The administration of President Joe Biden has taken notable steps to address the harm families faced from their forced separation, including allowing parents to enter and temporarily remain in the United States, agreeing to reopen their asylum cases and allowing them to work, and providing some mental health services to reunited parents and children. Many of these initiatives were in response to court orders; others were at the recommendation of the Family Reunification Task Force established by President Biden in 2021.
"Temporary status and short-term access to services are nowhere near adequate remedies for intentionally tearing apart families," said Danny Woodward, TCRP staff attorney. "Acts of torture and other serious wrongs require comprehensive redress."
Congress and the executive branch should put in place comprehensive measures to remedy the wrongs these families suffered, and consider extending them permanent residence, Human Rights Watch, TCRP, and the Lowenstein Clinic said. Supportive services, including mental health services, should be available on an ongoing basis to families who request it.
The US Department of Homeland Security should adopt standards that presumptively keep families together, separating them only when in a child's best interest, and Congress should enact these protections into law.

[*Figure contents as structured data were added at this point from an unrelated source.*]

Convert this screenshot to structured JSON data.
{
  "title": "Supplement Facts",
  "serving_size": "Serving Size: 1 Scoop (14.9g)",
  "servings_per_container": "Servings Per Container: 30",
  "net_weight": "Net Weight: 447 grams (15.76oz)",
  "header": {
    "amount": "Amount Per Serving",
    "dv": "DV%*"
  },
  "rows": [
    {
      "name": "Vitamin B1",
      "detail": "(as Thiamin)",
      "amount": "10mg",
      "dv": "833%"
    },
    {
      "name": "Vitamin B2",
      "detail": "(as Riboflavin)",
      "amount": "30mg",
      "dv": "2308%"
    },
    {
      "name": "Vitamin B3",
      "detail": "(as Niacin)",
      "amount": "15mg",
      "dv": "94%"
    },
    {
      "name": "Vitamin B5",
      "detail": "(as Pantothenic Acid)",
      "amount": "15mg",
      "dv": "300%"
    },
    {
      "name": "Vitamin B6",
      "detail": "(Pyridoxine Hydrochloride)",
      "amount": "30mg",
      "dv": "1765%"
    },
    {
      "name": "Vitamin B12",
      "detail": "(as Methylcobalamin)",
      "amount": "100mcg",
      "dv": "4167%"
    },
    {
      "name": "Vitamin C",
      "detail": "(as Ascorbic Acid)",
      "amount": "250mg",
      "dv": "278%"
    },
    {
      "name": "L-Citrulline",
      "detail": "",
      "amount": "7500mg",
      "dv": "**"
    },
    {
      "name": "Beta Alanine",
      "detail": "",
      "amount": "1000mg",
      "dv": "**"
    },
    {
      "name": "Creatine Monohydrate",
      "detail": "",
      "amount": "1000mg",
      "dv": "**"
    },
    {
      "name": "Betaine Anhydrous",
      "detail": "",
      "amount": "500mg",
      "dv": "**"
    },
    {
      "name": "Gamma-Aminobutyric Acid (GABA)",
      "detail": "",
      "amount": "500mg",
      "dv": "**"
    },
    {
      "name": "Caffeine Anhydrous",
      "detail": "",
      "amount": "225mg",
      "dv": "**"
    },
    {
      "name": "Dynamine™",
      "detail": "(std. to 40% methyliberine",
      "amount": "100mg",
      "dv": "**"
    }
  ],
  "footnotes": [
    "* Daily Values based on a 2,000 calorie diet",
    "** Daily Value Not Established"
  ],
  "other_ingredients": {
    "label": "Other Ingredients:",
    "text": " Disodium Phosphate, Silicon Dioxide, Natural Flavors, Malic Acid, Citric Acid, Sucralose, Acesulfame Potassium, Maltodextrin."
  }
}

Fully reckoning with the serious human rights violations inherent in forcible family separations requires a public accounting, an apology, compensation, and other steps, including possible criminal prosecutions for enforced disappearance or torture, to ensure that these wrongs never recur.
The US Senate should exercise its advice and consent authority to reject any nominees for the second Trump administration who were previously involved in planning or executing the family separation policy.
The Family Reunification Task Force should issue public recommendations before the end of President Biden's term in office as a catalyst for future change.